Dr. David Albert DiDomenico

  • Asst Professor of Instruction at Philosophy, College of Liberal Arts

Biography

Dr. DiDomenico is from Akron, Ohio. He received his PhD in Philosophy from the University of Miami in 2020. He was a Fellow in Philosophy at Harvard University in 2019. He earned His MA in Philosophy from Georgia State University in 2014, a BA in Philosophy from the University of Akron in 2011, and a BS in International Business from the University of Akron in 2011. Prior to joining the faculty at Texas State University, Dr. DiDomenico taught philosophy at Miami Dade College, the University of Miami, and Georgia State University.

Research Interests

Dr. DiDomenico's research interests are in epistemology and philosophy of mind. He writes mostly about the nature and epistemology of perception, inference, and inquiry. Most recently he has been working on the epistemological implications of doxastic wronging, epistemological constraints on theories of inference, the structure of pre-doxastic stages of inquiry, and the differences between logic and critical thinking.

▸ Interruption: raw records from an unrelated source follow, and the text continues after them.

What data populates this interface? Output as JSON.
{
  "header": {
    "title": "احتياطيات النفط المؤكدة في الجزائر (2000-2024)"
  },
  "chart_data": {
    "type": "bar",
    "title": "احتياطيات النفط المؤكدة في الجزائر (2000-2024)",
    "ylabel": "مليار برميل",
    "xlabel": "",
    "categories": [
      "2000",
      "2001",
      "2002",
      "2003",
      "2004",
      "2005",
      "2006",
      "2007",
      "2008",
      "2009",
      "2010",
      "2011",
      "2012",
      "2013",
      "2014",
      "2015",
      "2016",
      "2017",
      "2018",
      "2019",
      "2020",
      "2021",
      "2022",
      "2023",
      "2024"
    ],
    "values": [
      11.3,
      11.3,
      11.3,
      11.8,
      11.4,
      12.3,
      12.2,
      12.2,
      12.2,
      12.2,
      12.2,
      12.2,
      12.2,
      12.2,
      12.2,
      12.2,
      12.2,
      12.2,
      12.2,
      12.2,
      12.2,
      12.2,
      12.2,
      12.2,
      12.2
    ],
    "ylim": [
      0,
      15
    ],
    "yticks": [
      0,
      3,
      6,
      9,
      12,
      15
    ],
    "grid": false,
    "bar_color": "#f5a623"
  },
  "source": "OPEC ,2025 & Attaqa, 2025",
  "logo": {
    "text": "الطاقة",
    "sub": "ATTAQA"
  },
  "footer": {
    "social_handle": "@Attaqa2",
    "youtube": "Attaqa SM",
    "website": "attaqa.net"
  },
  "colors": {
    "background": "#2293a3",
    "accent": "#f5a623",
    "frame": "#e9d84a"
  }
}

Research topics; inference; inquiry; the ethics of belief; reasons and rationality; the epistemology of perception; critical thinking

Teaching Interests

Dr. DiDomenico regularly teaches in-person and online sections of Phil 1305: Philosophy and Critical Thinking and Phil 1320: Ethics and Society. At previous institutions, he taught Social and Ethical Issues in Computing, Metaphysics, Philosophy of Mind, Ethics, Critical Thinking, and Introduction to Philosophy.

Teaching topics: applied ethics; philosophy of mind; logic; the ethics of artificial intelligence

One of Dr. DiDomenico's scholarly ambitions is exploring novel ways of showing the relevance of academic philosophical work to the cares and concerns of ordinary people. Dr. DiDomenico believes that although what happens in and around the academic journals often doesn't make its way out into the general public, through carefully crafted public-facing work, it can and it should. This is especially true of philosophical work on critical thinking, justice, equality, democracy, political economy, and virtue.